Figure: Loss and accuracy for training and validation data for the CNN model. The model trained for 46 epochs before the early stopper terminated the training. The mean time used for each epoch (including validation steps) was 7.19 seconds.
Figure: Loss and accuracy for training and validation data for the SmoothCNN model. The model trained for 34 epochs before the early stopper terminated the training. The mean time used for each epoch (including validation steps) was 8.86 seconds.
Figure: Loss and accuracy for training and validation data for the GCNN model. The model trained for the maximum number of epochs set to 50 and was not terminated by the early stopper. The mean time used for each epoch (including validation steps) was 12.27 seconds.
The following table shows the performance of each model on the test dataset and the (mean) time spent on each epoch during training:
Model | Test Accuracy | Mean epoch time |
---|---|---|
CNN | 0.9265 | 7.19s |
SmoothCNN | 0.9638 | 8.86s |
GCNN | 0.9737 | 12.27 |
When using more training data, the standard CNN network easily gives a model with >99% test accuracy leaving little room for improvement. To make the task more challenging, we use only 400 images in our training dataset. Still, we only see a slight increase in test accuracies when evaluating the SmoothCNN and the GCNN models. The CNN network is also the fastest of the three models, both in training and evaluation. The SmoothCNN is a sort of all-rounder performing better than the standard CNN and being faster than the GCNN. It should be noted that there likely is room for optimizing the implementation of the group equivariant layers.
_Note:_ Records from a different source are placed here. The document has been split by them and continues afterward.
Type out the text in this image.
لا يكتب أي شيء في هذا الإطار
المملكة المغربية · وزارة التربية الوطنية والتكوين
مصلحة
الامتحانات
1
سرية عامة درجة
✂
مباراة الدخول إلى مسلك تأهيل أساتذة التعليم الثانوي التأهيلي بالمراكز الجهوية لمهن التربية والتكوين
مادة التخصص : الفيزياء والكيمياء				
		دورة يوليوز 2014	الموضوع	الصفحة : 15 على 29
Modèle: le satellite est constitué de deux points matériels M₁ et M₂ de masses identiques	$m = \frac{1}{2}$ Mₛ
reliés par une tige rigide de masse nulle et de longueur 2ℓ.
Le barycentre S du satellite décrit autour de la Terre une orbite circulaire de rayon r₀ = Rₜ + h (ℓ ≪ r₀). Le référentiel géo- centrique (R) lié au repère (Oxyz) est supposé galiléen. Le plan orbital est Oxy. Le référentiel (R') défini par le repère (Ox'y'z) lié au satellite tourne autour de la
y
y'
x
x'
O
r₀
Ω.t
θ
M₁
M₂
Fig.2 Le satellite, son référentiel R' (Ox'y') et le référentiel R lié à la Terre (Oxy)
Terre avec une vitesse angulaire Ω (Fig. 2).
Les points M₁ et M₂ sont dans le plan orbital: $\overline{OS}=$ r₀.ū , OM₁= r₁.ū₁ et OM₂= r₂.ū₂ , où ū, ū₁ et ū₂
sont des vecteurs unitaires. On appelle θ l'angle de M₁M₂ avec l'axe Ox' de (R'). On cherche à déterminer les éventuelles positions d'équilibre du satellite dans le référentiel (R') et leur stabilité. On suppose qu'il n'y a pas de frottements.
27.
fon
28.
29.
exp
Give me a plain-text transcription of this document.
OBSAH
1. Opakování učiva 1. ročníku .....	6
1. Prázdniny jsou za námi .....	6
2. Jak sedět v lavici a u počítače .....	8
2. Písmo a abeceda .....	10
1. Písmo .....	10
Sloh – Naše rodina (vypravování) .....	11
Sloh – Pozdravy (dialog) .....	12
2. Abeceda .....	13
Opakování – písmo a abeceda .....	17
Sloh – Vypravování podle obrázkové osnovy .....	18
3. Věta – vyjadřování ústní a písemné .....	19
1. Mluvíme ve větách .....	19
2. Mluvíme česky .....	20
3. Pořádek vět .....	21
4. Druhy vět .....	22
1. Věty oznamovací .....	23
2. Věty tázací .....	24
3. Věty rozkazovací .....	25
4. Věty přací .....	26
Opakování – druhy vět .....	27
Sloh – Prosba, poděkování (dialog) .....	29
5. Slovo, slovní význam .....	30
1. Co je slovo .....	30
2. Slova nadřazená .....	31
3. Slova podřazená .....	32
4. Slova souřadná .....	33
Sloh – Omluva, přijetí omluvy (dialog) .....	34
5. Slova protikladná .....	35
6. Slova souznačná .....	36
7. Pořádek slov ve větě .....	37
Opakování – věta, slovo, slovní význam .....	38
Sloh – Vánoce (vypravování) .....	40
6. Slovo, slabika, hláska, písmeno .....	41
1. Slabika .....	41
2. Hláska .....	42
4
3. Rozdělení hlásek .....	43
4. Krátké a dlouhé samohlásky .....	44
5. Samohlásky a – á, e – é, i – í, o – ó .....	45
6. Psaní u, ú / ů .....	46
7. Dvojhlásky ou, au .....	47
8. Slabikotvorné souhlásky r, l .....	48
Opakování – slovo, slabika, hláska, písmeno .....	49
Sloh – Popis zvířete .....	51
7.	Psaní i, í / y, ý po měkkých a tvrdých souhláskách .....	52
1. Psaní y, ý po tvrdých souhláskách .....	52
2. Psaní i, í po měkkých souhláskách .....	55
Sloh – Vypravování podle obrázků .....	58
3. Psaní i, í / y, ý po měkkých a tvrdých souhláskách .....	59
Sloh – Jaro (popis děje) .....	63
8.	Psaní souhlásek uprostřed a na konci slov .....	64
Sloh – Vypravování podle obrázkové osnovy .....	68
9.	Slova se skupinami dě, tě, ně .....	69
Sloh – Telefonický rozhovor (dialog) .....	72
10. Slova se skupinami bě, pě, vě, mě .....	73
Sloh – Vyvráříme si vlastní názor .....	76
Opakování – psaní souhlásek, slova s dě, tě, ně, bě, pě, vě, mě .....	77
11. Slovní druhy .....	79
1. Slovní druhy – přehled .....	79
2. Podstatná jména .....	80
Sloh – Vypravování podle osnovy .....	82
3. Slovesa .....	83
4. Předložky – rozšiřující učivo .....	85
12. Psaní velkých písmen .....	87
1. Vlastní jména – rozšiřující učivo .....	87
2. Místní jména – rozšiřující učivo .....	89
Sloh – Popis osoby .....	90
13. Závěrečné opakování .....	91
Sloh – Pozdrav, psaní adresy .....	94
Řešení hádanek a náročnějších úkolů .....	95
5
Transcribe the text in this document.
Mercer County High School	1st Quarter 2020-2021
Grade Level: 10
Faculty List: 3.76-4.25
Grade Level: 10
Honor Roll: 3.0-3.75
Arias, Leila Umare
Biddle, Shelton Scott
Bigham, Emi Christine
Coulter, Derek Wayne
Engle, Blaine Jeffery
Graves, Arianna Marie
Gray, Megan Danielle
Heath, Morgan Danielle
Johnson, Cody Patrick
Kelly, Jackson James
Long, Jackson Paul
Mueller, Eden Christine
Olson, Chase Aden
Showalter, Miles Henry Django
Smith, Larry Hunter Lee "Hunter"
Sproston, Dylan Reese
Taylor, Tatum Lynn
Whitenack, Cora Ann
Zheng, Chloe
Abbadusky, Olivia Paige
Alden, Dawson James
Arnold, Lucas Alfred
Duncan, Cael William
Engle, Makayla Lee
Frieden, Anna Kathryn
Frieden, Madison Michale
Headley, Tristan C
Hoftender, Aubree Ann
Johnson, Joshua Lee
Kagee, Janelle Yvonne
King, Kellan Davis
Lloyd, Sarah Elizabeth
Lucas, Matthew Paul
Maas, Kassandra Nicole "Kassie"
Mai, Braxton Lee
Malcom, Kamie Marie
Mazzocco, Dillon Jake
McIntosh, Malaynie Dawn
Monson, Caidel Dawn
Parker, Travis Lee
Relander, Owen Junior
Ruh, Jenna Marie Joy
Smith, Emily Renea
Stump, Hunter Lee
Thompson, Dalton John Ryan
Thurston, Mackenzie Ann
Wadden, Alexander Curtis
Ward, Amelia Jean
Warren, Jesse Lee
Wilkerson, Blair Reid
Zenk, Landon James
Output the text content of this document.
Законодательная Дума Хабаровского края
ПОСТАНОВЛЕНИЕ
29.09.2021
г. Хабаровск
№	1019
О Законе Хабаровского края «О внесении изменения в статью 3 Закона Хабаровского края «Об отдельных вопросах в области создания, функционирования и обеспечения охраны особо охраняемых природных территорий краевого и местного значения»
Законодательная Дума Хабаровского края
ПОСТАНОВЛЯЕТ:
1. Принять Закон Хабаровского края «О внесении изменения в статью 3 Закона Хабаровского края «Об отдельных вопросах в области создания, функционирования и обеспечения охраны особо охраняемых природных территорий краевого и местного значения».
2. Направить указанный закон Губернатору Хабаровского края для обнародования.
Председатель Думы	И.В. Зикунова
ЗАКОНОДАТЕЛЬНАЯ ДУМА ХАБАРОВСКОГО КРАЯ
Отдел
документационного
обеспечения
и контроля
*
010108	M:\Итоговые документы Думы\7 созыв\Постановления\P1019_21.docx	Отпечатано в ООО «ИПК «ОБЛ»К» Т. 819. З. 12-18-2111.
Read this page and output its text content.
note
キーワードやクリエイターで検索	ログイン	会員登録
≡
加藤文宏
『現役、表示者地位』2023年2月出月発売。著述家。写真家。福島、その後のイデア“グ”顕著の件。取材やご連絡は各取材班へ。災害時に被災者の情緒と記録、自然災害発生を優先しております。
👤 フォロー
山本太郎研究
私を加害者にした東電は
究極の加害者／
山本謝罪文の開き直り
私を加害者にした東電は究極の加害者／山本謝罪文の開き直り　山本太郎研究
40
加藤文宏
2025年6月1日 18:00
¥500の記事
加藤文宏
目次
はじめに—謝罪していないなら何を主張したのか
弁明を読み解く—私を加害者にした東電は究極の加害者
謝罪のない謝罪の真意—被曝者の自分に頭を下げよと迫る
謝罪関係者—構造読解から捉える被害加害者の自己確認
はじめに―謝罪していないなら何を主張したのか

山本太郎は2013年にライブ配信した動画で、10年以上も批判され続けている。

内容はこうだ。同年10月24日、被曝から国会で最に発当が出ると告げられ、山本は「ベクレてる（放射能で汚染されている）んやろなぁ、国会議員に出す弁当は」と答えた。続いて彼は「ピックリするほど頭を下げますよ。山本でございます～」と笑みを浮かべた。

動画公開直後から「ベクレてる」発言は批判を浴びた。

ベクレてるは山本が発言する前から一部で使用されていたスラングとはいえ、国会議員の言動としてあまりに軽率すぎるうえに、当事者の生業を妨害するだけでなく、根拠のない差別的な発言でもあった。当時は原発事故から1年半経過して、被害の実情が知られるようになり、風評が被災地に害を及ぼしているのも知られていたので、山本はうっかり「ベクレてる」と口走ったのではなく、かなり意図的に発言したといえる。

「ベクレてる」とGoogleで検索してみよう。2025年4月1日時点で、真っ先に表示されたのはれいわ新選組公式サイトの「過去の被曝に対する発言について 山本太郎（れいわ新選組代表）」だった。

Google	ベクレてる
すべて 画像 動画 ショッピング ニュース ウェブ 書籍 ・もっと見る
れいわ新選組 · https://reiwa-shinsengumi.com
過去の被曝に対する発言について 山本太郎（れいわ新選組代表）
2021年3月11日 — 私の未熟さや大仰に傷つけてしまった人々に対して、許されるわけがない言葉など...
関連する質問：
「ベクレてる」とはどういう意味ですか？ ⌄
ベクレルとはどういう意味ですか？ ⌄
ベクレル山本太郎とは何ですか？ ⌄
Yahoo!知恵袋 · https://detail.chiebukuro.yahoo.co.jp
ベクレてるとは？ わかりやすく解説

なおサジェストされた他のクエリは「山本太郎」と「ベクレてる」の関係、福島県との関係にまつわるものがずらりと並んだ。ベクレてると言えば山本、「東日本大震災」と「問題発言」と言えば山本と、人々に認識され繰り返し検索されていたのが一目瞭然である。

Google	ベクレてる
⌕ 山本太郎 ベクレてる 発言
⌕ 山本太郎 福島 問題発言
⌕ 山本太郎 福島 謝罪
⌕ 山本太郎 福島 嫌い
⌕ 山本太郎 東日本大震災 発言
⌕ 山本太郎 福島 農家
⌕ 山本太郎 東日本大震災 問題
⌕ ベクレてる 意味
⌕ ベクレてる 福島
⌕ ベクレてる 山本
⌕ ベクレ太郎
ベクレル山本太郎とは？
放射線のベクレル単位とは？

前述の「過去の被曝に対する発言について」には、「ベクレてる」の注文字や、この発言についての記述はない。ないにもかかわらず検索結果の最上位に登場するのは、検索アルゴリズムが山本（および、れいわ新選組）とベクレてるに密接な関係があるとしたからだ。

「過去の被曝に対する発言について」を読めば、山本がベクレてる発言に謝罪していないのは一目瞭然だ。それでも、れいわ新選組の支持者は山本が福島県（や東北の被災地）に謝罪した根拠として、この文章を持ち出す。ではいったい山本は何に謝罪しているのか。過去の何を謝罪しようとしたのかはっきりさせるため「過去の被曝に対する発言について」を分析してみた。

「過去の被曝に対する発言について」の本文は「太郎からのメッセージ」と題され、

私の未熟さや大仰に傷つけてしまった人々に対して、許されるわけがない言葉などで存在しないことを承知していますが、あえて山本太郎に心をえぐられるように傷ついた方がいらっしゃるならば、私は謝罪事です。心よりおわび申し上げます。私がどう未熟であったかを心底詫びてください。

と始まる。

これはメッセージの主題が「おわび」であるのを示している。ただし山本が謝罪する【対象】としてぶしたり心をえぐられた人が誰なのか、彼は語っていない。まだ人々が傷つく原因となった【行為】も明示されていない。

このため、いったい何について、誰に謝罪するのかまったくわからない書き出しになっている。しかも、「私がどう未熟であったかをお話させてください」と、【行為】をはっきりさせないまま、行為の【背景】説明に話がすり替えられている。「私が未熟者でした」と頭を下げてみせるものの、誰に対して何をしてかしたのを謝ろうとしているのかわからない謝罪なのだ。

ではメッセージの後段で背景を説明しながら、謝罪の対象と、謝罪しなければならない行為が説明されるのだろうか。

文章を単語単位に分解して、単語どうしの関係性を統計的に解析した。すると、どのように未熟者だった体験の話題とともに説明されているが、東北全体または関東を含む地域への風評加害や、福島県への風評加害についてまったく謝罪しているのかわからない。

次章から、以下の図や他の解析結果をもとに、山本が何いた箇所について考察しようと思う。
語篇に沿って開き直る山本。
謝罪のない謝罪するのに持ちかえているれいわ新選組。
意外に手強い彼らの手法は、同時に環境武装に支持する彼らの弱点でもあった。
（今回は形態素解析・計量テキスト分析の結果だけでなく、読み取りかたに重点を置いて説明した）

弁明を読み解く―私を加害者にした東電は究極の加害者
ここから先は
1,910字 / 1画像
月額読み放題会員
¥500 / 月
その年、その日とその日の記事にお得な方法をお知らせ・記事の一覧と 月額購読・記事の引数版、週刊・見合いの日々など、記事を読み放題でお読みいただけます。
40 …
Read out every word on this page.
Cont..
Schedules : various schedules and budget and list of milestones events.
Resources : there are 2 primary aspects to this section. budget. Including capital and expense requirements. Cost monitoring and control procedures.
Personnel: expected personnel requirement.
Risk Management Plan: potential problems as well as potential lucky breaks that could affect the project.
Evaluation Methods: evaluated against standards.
It would be interesting to compare the models on an even more challenging task such as predicting depth maps from the stereo images. Another task we could test is the rotated (and/or mirrored) MNIST dataset. Even though the handwritten digit six is a transformed version of the digit nine, it would be interesting to see if the GCNN could differentiate them based subtle differences in how we (humans) write the different digits.
Of course, there is room for experimentation when it comes to architecture and hyper-parameters. Since the sum of two equivariant layers is equivariant, we can also create residual blocks allowing for deeper networks by reducing the risk of vanishing gradients. We could also try to train the standard CNN model with data augmentation and compare to the GCNN model.
The code provided for the GCNN network can easily be modified to work with other finite groups and regular images.